To solve the problem, we will use the concepts of photoelectric effect and the equations relating to the kinetic energy of photoelectrons and the work function of the material. ### Step-by-Step Solution: 1. **Understanding the Problem**: We have a potassium target exposed to ultraviolet (UV) radiation of a certain frequency. The stopping potential required to stop the emitted photoelectrons is given as 0.6 V. When the frequency of the radiation is increased by 10%, the stopping potential increases to 0.9 V. We need to find the work function (φ) of potassium. 2. **Using the Photoelectric Equation**: The energy of the incident photons can be expressed using the equation: \[ E = hf \] where \( h \) is Planck's constant and \( f \) is the frequency of the radiation. 3. **Relating Kinetic Energy and Stopping Potential**: The maximum kinetic energy (K.E.) of the emitted photoelectrons can be expressed as: \[ K.E. = eV_s \] where \( e \) is the charge of the electron and \( V_s \) is the stopping potential.

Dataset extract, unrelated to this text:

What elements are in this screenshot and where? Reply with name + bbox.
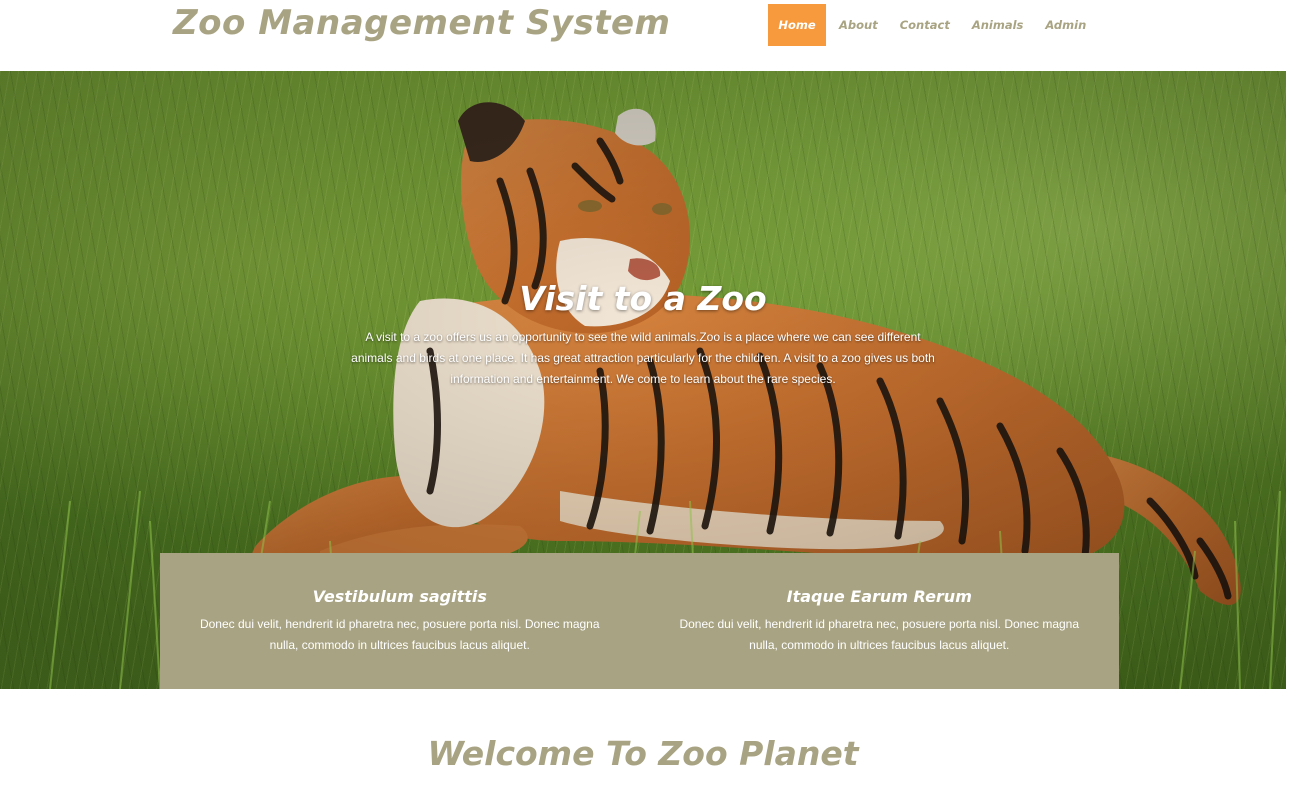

For the first case (stopping potential = 0.6 V): \[ K.E. = e \cdot 0.6 \text{ V} \] Thus, we can write: \[ hf = e \cdot 0.6 + φ \quad \text{(1)} \] 4. **Increasing the Frequency by 10%**: When the frequency is increased by 10%, the new frequency \( f' \) is: \[ f' = 1.1f \] The energy of the photons at this new frequency is: \[ E' = hf' = h(1.1f) = 1.1hf \] The new stopping potential is 0.9 V, so: \[ K.E. = e \cdot 0.9 \text{ V} \] This gives us the second equation: \[ 1.1hf = e \cdot 0.9 + φ \quad \text{(2)} \] 5. **Setting Up the Equations**: We now have two equations: - From equation (1): \( hf = e \cdot 0.6 + φ \) - From equation (2): \( 1.1hf = e \cdot 0.9 + φ \) 6. **Substituting Equation (1) into Equation (2)**: We can express \( hf \) from equation (1): \[ hf = e \cdot 0.6 + φ \] Substitute this into equation (2): \[ 1.1(e \cdot 0.6 + φ) = e \cdot 0.9 + φ \] 7. **Expanding and Rearranging**: Expanding the left side: \[ 1.1e \cdot 0.6 + 1.1φ = e \cdot 0.9 + φ \] Rearranging gives: \[ 1.1e \cdot 0.6 - e \cdot 0.9 = φ - 1.1φ \] Simplifying: \[ 0.66e - 0.9e = -0.1φ \] \[ -0.24e = -0.1φ \] Thus: \[ φ = \frac{0.24e}{0.1} = 2.4 \text{ eV} \] 8. **Conclusion**: The work function of potassium is: \[ φ = 2.4 \text{ eV} \]